Installing certificate Keys for SQL Server

SQL Server Connection Encryption – Inhouse Operations – Confluence

Prerequisites

 A SSL Certificate is needed to enable the connection encryption.

The following prerequisites must fulfill to setup the connection encryption:

  • The app team requests the certificate on dbPKI with the FQDN of the server as Subject without any sub- or prefix, i.e. (fradbhdimu1.de.db.com:65953-1.p12) would not work.
  • The certificate must include the public and private key (*.P12  file) and protected with a password.
  • Password provided to the implementer.

To setup the certificate it must import into the Windows certificate store first and permissions to the SQL Server Service Account must setup.

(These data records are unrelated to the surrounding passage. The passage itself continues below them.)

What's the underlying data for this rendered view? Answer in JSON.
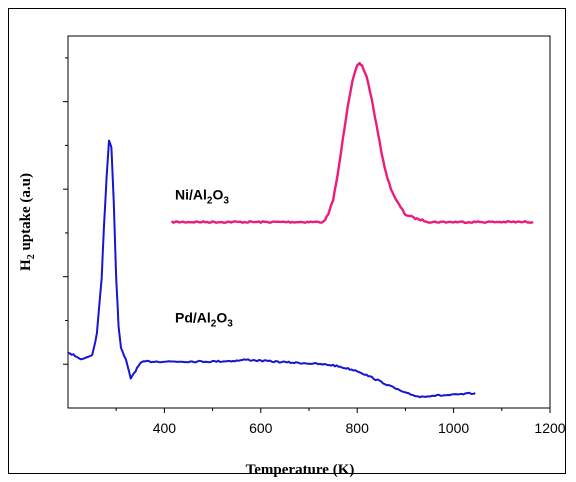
{
  "chart_data": {
    "type": "line",
    "title": "",
    "xlabel": "Temperature (K)",
    "ylabel_main": "H",
    "ylabel_sub": "2",
    "ylabel_rest": " uptake (a.u)",
    "xlim": [
      200,
      1200
    ],
    "ylim": [
      0,
      1
    ],
    "xticks": [
      400,
      600,
      800,
      1000,
      1200
    ],
    "xtick_labels": [
      "400",
      "600",
      "800",
      "1000",
      "1200"
    ],
    "grid": false,
    "series": [
      {
        "name_parts": [
          "Ni/Al",
          "2",
          "O",
          "3"
        ],
        "color": "#ec1c7a",
        "label_at": [
          422,
          0.56
        ],
        "x": [
          415,
          450,
          500,
          550,
          600,
          650,
          700,
          730,
          740,
          750,
          760,
          770,
          780,
          790,
          800,
          805,
          810,
          820,
          830,
          840,
          850,
          860,
          870,
          880,
          890,
          900,
          920,
          950,
          1000,
          1050,
          1100,
          1165
        ],
        "y": [
          0.5,
          0.5,
          0.5,
          0.5,
          0.5,
          0.5,
          0.5,
          0.5,
          0.52,
          0.56,
          0.63,
          0.72,
          0.81,
          0.88,
          0.92,
          0.925,
          0.92,
          0.89,
          0.83,
          0.76,
          0.69,
          0.63,
          0.59,
          0.56,
          0.54,
          0.52,
          0.51,
          0.5,
          0.5,
          0.5,
          0.5,
          0.5
        ]
      },
      {
        "name_parts": [
          "Pd/Al",
          "2",
          "O",
          "3"
        ],
        "color": "#1515d4",
        "label_at": [
          422,
          0.23
        ],
        "x": [
          200,
          230,
          250,
          260,
          270,
          275,
          280,
          285,
          290,
          295,
          300,
          305,
          310,
          320,
          330,
          340,
          350,
          360,
          400,
          450,
          500,
          550,
          570,
          600,
          650,
          700,
          750,
          800,
          850,
          900,
          930,
          950,
          1000,
          1045
        ],
        "y": [
          0.15,
          0.13,
          0.14,
          0.2,
          0.35,
          0.5,
          0.62,
          0.72,
          0.7,
          0.55,
          0.35,
          0.22,
          0.16,
          0.13,
          0.08,
          0.1,
          0.12,
          0.125,
          0.125,
          0.125,
          0.125,
          0.127,
          0.13,
          0.127,
          0.123,
          0.12,
          0.115,
          0.1,
          0.07,
          0.04,
          0.03,
          0.033,
          0.035,
          0.04
        ]
      }
    ]
  }
}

  1. Open up Management Console (mmc.exe) and add the Certificates Snap-In to the Computer Account – Local computer (use File/Add or Remove Snap-ins):

  2. Import the extracted certificates (both .crt and .p12 ,you’ll need a password for the p12 one) into the personal folder(click on the personal or certificate folder and then right click in the middle window – All Tasks – Import) :
     
  3. Open “Manged Private Keys” on the .p12 certificate (see below) to grant permission on the certificate to the SQL Server Service Account:

  4. Add the SQL Server Service Account (normally NT Service\MSSQLSERVER) and grant read permission:

  5. Start the SQL Server Configuration Manager and open the Properties of the Network Configuration:

  6. Enable Fore Encryption:

  7. Select the Certificate from the list:
  8. Restart the SQL Server Service

A quick test to see if its working is to use SSMS to connect and in the options enable “Encrypt Connection”

Troubleshooting

If you have a server with a misconfigured certificate which won’t start up then you can follow these steps to try and fix it and bring it up again:

1) in SQL Configuration Manager turn off “Force Encryption”

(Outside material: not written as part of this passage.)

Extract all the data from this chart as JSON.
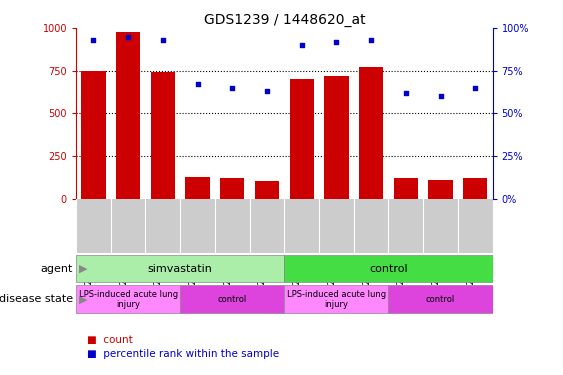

2) In Regedit go to key HKEY_LOCAL_MACHINE\SOFTWARE\Microsoft\Microsoft SQL Server\MSSQL.x\MSSQLServer\SuperSocketNetLib and remove the value for Certificate

3) You can now try to restart the SQL Server, if it works great if not then one final step to try is to restore the master database from a recent working backup to another instance of the same version (as oldmasterdb) and then detach it and replace the existing master.mdf and mastlog.ldf files with these restored files.

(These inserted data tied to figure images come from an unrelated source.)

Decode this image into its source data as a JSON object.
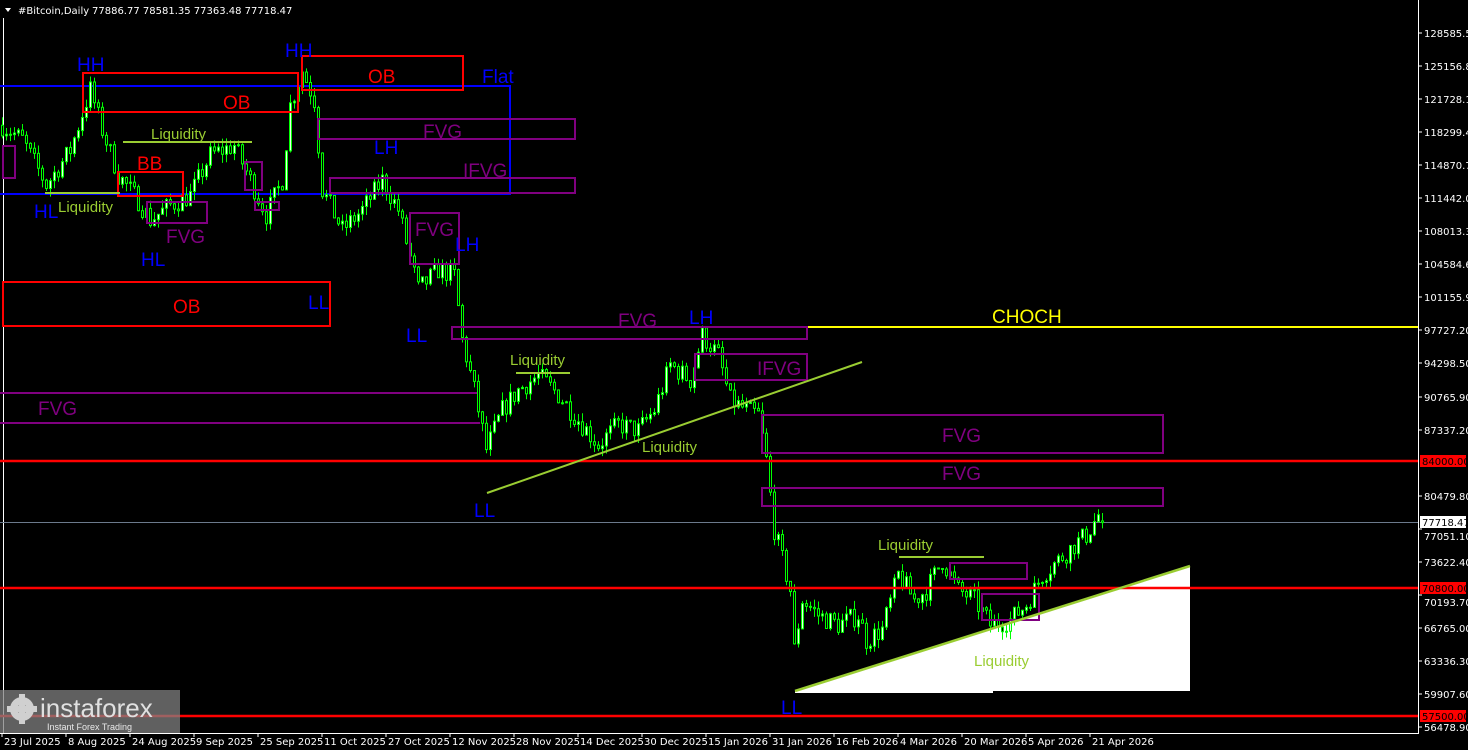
{
  "header": {
    "symbol": "#Bitcoin,Daily",
    "ohlc": "77886.77 78581.35 77363.48 77718.47"
  },
  "colors": {
    "background": "#000000",
    "candle": "#00ff00",
    "structure_label": "#0000ff",
    "order_block": "#ff0000",
    "fvg": "#800080",
    "liquidity": "#9acd32",
    "choch": "#ffff00",
    "level_line": "#ff0000"
  },
  "chart_data": {
    "type": "candlestick",
    "title": "#Bitcoin,Daily",
    "ylim": [
      56478.9,
      128585.5
    ],
    "xlim": [
      "2025-07-23",
      "2026-04-26"
    ],
    "grid": false,
    "last_ohlc": {
      "open": 77886.77,
      "high": 78581.35,
      "low": 77363.48,
      "close": 77718.47
    },
    "close_path": [
      [
        "2025-07-23",
        119000
      ],
      [
        "2025-07-28",
        117500
      ],
      [
        "2025-08-03",
        112800
      ],
      [
        "2025-08-09",
        116400
      ],
      [
        "2025-08-14",
        122700
      ],
      [
        "2025-08-17",
        118500
      ],
      [
        "2025-08-21",
        113800
      ],
      [
        "2025-08-26",
        111200
      ],
      [
        "2025-08-29",
        109150
      ],
      [
        "2025-09-03",
        110700
      ],
      [
        "2025-09-08",
        111700
      ],
      [
        "2025-09-13",
        115900
      ],
      [
        "2025-09-19",
        116900
      ],
      [
        "2025-09-23",
        113300
      ],
      [
        "2025-09-27",
        109700
      ],
      [
        "2025-10-01",
        113300
      ],
      [
        "2025-10-03",
        121100
      ],
      [
        "2025-10-06",
        124700
      ],
      [
        "2025-10-09",
        121600
      ],
      [
        "2025-10-11",
        112300
      ],
      [
        "2025-10-16",
        108100
      ],
      [
        "2025-10-21",
        110200
      ],
      [
        "2025-10-26",
        113300
      ],
      [
        "2025-10-30",
        110200
      ],
      [
        "2025-11-04",
        101900
      ],
      [
        "2025-11-09",
        104000
      ],
      [
        "2025-11-13",
        103400
      ],
      [
        "2025-11-15",
        96700
      ],
      [
        "2025-11-18",
        91500
      ],
      [
        "2025-11-21",
        85300
      ],
      [
        "2025-11-25",
        89400
      ],
      [
        "2025-11-29",
        91500
      ],
      [
        "2025-12-04",
        93000
      ],
      [
        "2025-12-09",
        91000
      ],
      [
        "2025-12-14",
        88400
      ],
      [
        "2025-12-19",
        85800
      ],
      [
        "2025-12-24",
        87900
      ],
      [
        "2025-12-29",
        87300
      ],
      [
        "2026-01-02",
        89400
      ],
      [
        "2026-01-06",
        94100
      ],
      [
        "2026-01-11",
        92500
      ],
      [
        "2026-01-14",
        97200
      ],
      [
        "2026-01-18",
        95100
      ],
      [
        "2026-01-21",
        90400
      ],
      [
        "2026-01-25",
        89400
      ],
      [
        "2026-01-28",
        88900
      ],
      [
        "2026-01-30",
        84200
      ],
      [
        "2026-02-01",
        77000
      ],
      [
        "2026-02-05",
        70700
      ],
      [
        "2026-02-06",
        64500
      ],
      [
        "2026-02-08",
        69700
      ],
      [
        "2026-02-12",
        68100
      ],
      [
        "2026-02-17",
        67100
      ],
      [
        "2026-02-22",
        68100
      ],
      [
        "2026-02-24",
        65500
      ],
      [
        "2026-02-28",
        66600
      ],
      [
        "2026-03-04",
        72300
      ],
      [
        "2026-03-08",
        69700
      ],
      [
        "2026-03-11",
        70700
      ],
      [
        "2026-03-15",
        73800
      ],
      [
        "2026-03-19",
        70700
      ],
      [
        "2026-03-23",
        69700
      ],
      [
        "2026-03-27",
        67100
      ],
      [
        "2026-04-01",
        67600
      ],
      [
        "2026-04-05",
        69200
      ],
      [
        "2026-04-09",
        72300
      ],
      [
        "2026-04-13",
        73800
      ],
      [
        "2026-04-17",
        75400
      ],
      [
        "2026-04-20",
        76400
      ],
      [
        "2026-04-23",
        78500
      ],
      [
        "2026-04-24",
        77718.47
      ]
    ],
    "y_ticks": [
      "128585.50",
      "125156.80",
      "121728.10",
      "118299.40",
      "114870.70",
      "111442.00",
      "108013.30",
      "104584.60",
      "101155.90",
      "97727.20",
      "94298.50",
      "90765.90",
      "87337.20",
      "80479.80",
      "77051.10",
      "73622.40",
      "70193.70",
      "66765.00",
      "63336.30",
      "59907.60",
      "56478.90"
    ],
    "x_ticks": [
      "23 Jul 2025",
      "8 Aug 2025",
      "24 Aug 2025",
      "9 Sep 2025",
      "25 Sep 2025",
      "11 Oct 2025",
      "27 Oct 2025",
      "12 Nov 2025",
      "28 Nov 2025",
      "14 Dec 2025",
      "30 Dec 2025",
      "15 Jan 2026",
      "31 Jan 2026",
      "16 Feb 2026",
      "4 Mar 2026",
      "20 Mar 2026",
      "5 Apr 2026",
      "21 Apr 2026"
    ],
    "price_tags": {
      "current": "77718.47",
      "level_high": "84000.00",
      "level_mid": "70800.00",
      "level_low": "57500.00"
    },
    "annotations": {
      "hh1": "HH",
      "hh2": "HH",
      "hl1": "HL",
      "hl2": "HL",
      "lh1": "LH",
      "lh2": "LH",
      "lh3": "LH",
      "ll1": "LL",
      "ll2": "LL",
      "ll3": "LL",
      "ll4": "LL",
      "ob1": "OB",
      "ob2": "OB",
      "ob3": "OB",
      "bb": "BB",
      "flat": "Flat",
      "choch": "CHOCH",
      "fvg1": "FVG",
      "fvg2": "FVG",
      "fvg3": "FVG",
      "fvg4": "FVG",
      "fvg5": "FVG",
      "fvg6": "FVG",
      "fvg7": "FVG",
      "ifvg1": "IFVG",
      "ifvg2": "IFVG",
      "liq1": "Liquidity",
      "liq2": "Liquidity",
      "liq3": "Liquidity",
      "liq4": "Liquidity",
      "liq5": "Liquidity",
      "liq6": "Liquidity"
    }
  },
  "watermark": {
    "brand": "instaforex",
    "tagline": "Instant Forex Trading"
  }
}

If you have a situation where you have followed all the steps but can’t see the certificate in the drop down list (7) then you can try these steps:

1) Get the value for the certificate by opening the certificate and looking at details-Thumbprint

2) Convert this thumbprint value to uppercase and remove all spaces

3) Open up Regedit and navigate to HKEY_LOCAL_MACHINE\SOFTWARE\Microsoft\Microsoft SQL Server\MSSQL.x\MSSQLServer\SuperSocketNetLib and enter the converted value from above in the Certificate field

4) Final step is to set Force Encryption to Yes and then restart the SQL Server

5) To see if its worked check the SQL Server Error log for the following string: “The certificate [Cert Hash(sha1) “ED806573B335D5DAB8C6037278F5CF6AC4C06804″] was successfully loaded for encryption.”